André Perry is a giant in the Quebec recording industry. Starting in the late 1960s, he was involved in an enormous number of recordings of the “Relève”, beginning with Robert Charlebois. After he recorded John Lennon’s “Give Peace a Chance” in June of 1969, he was determined to put his Ville Brossard studio on the map as a place to record major international artists. In order to do this, he was relentless in his pursuit of new recording technology – always ahead of his time. His was the first studio in Montreal to purchase an 8-track and, later, a 16-track tape recorder. His new studio, at 1135 Amherst Square, was also state-of-the-art and well ahead of its time with a newly designed console built by Olive Electronics and two 16-track tape recorders synchronized to offer 32 track recording. Unfortunately, Perry’s desire for innovation was also his downfall.

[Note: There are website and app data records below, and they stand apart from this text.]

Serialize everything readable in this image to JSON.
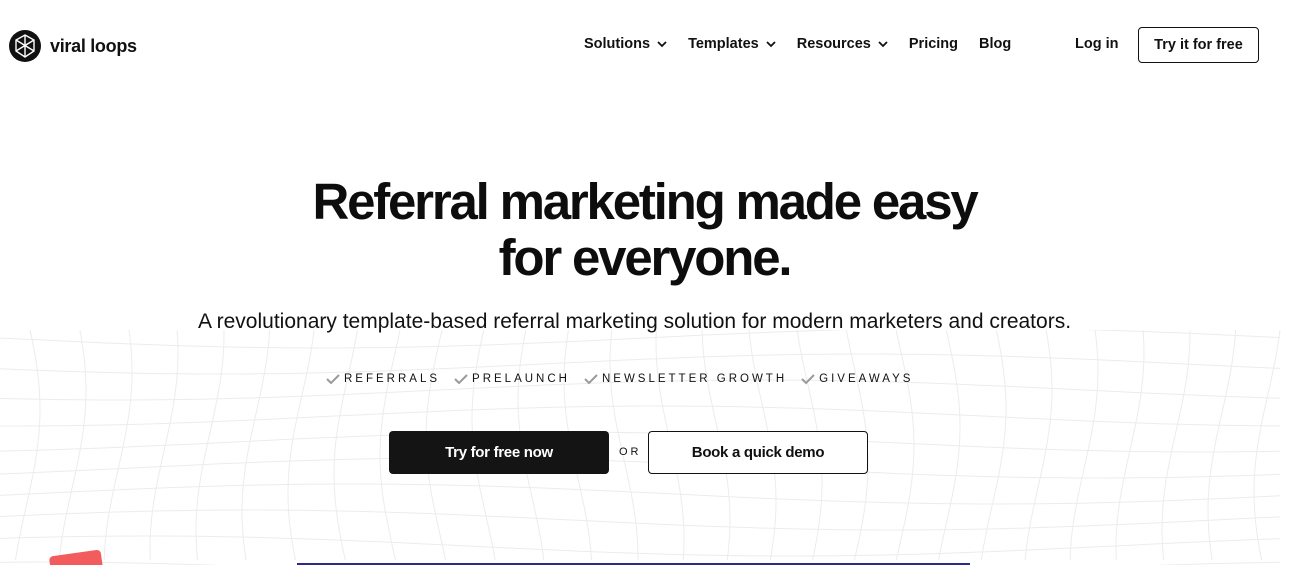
{
  "brand": {
    "name": "viral loops"
  },
  "nav": {
    "items": [
      {
        "label": "Solutions",
        "dropdown": true
      },
      {
        "label": "Templates",
        "dropdown": true
      },
      {
        "label": "Resources",
        "dropdown": true
      },
      {
        "label": "Pricing",
        "dropdown": false
      },
      {
        "label": "Blog",
        "dropdown": false
      }
    ],
    "login_label": "Log in",
    "try_label": "Try it for free"
  },
  "hero": {
    "title_line1": "Referral marketing made easy",
    "title_line2": "for everyone.",
    "subtitle": "A revolutionary template-based referral marketing solution for modern marketers and creators.",
    "features": [
      "REFERRALS",
      "PRELAUNCH",
      "NEWSLETTER GROWTH",
      "GIVEAWAYS"
    ],
    "cta_primary": "Try for free now",
    "or_label": "OR",
    "cta_secondary": "Book a quick demo"
  },
  "icons": {
    "logo": "viral-loops-logo-icon",
    "chevron": "chevron-down-icon",
    "check": "check-icon"
  },
  "colors": {
    "primary_button": "#141414",
    "accent_red": "#f25c5c",
    "accent_navy": "#2d2a8c",
    "check_gray": "#9a9a9a"
  }
}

The Olive Electronics console, although a brilliant design, was a disaster in practice, because the technology was not ready. For similar reasons, the synchronization of the two multi-track machines was no more successful. After a little over a year in operation in his new space, Perry was forced to sell the business.
However, his passion for recording and international stature led him to open in 1974 “Le Studio” in Morin Heights. With its live-in country environment, this studio soon attracted artists from all over the globe. This formula worked well for a number of years until an expansion into the video market in Canada and the US led to new financial ruin. Perry subsequently sold the studio in 1988. By 2008 the studio had ceased operations and as of 2015 the property was for sale. On August 11, 2017, the building was partially destroyed by a suspicious fire.
One cannot underestimate Perry’s contribution as the teacher and mentor of other well-known recordist/engineer/producers including Michel Lachance, Ian Terry, Claude Demers, Nick Blagona and Nelson Vipond.